4. Share the pain, gain
A growing number of proposals resurrect an idea known as "shared appreciation mortgages," in which struggling homeowners would be forgiven a portion of their mortgage debt. In exchange, if the home appreciates in value or the borrower later sells at a profit, the lender would get a share of that profit.
The arrangement is a component of the federal Hope for Homeowners program, a new loan program at the Federal Housing Administration that refinances mortgages for homeowners who owe more than what their house is currently worth.
Academics such as Andrew Caplin and Thomas Cooley of New York University argue that the agreement gives taxpayers an "ownership stake in the future." The shared appreciation model was used years ago in limited measure, but has largely stalled because of an arcane tax ruling by the Internal Revenue Service.
Meanwhile, Hope for Homeowners got off to a slow start, partly because lenders are required to write down loans to participate. It now has 180 lenders enrolled, although some will only finance loans in certain areas of the country.
5. Buy cooperation
Harvard Law School professor Elizabeth Warren is circulating a proposal to buy cooperation from mortgage servicers, who perversely are in the position of making money doing a foreclosure. Many loan servicers, who are the liaisons between homeowners and investors, are limited in what they can change in loans by contract terms with the loan holders.

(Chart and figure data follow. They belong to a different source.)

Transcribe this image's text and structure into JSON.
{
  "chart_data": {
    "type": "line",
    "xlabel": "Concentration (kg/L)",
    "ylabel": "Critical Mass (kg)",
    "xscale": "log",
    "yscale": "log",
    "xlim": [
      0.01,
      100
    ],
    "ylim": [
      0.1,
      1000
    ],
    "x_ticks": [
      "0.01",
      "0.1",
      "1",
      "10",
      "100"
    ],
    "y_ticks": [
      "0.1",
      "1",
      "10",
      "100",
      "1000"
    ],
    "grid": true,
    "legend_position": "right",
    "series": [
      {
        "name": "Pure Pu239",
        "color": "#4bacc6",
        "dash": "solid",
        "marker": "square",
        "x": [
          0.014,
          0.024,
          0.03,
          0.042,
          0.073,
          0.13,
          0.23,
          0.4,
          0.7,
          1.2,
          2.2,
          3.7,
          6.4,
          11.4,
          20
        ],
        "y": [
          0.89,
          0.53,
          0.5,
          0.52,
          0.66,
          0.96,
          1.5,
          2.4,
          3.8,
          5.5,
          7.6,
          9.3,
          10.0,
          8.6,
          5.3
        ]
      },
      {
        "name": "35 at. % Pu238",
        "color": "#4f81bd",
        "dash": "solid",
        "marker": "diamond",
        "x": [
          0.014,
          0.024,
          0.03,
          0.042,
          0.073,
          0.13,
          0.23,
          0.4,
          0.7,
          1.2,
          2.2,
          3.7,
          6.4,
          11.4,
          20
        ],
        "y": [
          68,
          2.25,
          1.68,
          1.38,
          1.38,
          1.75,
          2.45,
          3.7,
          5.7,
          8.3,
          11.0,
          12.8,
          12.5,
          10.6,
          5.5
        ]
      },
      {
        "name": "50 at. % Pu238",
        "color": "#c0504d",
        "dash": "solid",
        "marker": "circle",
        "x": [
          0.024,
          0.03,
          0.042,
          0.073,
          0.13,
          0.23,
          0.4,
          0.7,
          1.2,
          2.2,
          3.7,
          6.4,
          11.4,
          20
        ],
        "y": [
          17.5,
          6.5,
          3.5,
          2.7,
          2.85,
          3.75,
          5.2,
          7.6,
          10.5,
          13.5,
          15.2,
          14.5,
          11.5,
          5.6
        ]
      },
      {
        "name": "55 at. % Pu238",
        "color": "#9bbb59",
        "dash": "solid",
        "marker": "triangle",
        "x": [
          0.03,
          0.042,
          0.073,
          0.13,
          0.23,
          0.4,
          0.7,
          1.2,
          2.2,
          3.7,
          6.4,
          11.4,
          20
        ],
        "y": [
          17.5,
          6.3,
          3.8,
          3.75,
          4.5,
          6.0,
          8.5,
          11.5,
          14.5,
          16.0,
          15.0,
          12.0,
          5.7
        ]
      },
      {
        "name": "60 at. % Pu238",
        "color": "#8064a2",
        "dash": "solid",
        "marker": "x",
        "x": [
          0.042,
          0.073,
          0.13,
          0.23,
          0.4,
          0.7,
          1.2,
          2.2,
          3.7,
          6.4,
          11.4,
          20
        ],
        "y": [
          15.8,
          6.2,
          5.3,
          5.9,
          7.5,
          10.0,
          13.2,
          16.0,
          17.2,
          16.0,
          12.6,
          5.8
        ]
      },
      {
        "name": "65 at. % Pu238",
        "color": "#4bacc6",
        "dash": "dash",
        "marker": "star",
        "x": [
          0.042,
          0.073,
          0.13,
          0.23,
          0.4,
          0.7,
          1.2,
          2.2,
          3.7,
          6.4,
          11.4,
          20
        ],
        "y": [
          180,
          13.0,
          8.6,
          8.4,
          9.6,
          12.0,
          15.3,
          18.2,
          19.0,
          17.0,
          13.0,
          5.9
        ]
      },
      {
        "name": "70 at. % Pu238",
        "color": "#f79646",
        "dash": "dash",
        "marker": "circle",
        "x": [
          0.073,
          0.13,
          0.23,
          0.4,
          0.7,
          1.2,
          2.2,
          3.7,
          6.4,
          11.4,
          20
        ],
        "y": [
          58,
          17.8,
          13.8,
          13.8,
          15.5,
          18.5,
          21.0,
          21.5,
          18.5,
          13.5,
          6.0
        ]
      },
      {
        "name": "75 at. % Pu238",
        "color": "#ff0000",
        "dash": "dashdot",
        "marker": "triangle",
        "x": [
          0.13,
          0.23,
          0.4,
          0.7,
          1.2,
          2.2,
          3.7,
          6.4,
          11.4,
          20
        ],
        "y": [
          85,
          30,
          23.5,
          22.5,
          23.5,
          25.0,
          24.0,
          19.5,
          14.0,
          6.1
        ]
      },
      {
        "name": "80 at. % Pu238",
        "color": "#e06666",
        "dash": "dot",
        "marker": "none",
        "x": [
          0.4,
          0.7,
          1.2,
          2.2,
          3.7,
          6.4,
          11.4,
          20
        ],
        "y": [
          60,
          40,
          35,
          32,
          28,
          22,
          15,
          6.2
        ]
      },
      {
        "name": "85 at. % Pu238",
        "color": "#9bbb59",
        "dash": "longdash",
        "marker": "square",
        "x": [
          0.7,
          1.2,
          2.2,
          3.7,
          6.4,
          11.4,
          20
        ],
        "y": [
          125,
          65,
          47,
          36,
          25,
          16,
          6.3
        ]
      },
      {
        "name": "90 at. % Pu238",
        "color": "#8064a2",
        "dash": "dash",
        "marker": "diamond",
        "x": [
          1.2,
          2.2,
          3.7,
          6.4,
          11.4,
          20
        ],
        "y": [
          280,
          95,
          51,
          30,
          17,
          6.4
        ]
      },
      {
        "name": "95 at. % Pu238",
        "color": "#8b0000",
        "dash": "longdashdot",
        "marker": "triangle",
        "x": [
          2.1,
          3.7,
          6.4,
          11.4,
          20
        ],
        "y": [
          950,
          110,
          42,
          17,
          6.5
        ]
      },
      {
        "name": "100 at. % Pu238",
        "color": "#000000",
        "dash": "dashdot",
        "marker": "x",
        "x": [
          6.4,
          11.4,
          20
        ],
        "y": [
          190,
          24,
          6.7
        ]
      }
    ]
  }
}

Warren said even if legal issues are eliminated, servicers need financial incentives to help homeowners. She proposes the US government pay servicers for each loan modification that results in a family receiving a fixed-rate mortgage with an affordable payment. Secondly, she said owners of second mortgages, who often block modifications because they stand to lose money, should receive a 10 percent bounty on the face value of the loan for writing it off and getting out of the way. Finally, she recommends a fee for specialists who assist homeowners through the negotiations and paperwork. The mortgage problems are too complex to be solved without the help of some highly incentivized middlemen, she argues.
6. Reform bankruptcy laws
This is another idea that has been around the track before and remains popular. Some Democratic lawmakers and housing officials want to amend bankruptcy laws so judges would be allowed to modify a debtor's mortgage as part of a bankruptcy proceeding. The plan was excluded from the original bailout plan but proponents want to re-insert it in the new stimulus. Nobody wants to go into bankruptcy, but when losing your home is the other option, advocates of the law change say this could make a world of a difference. Some hope the law change would push lenders to work harder to modify loans before going to court. Opponents, however, counter that this authority would violate the sanctity of contracts and be a remarkable intrusion into private business matters.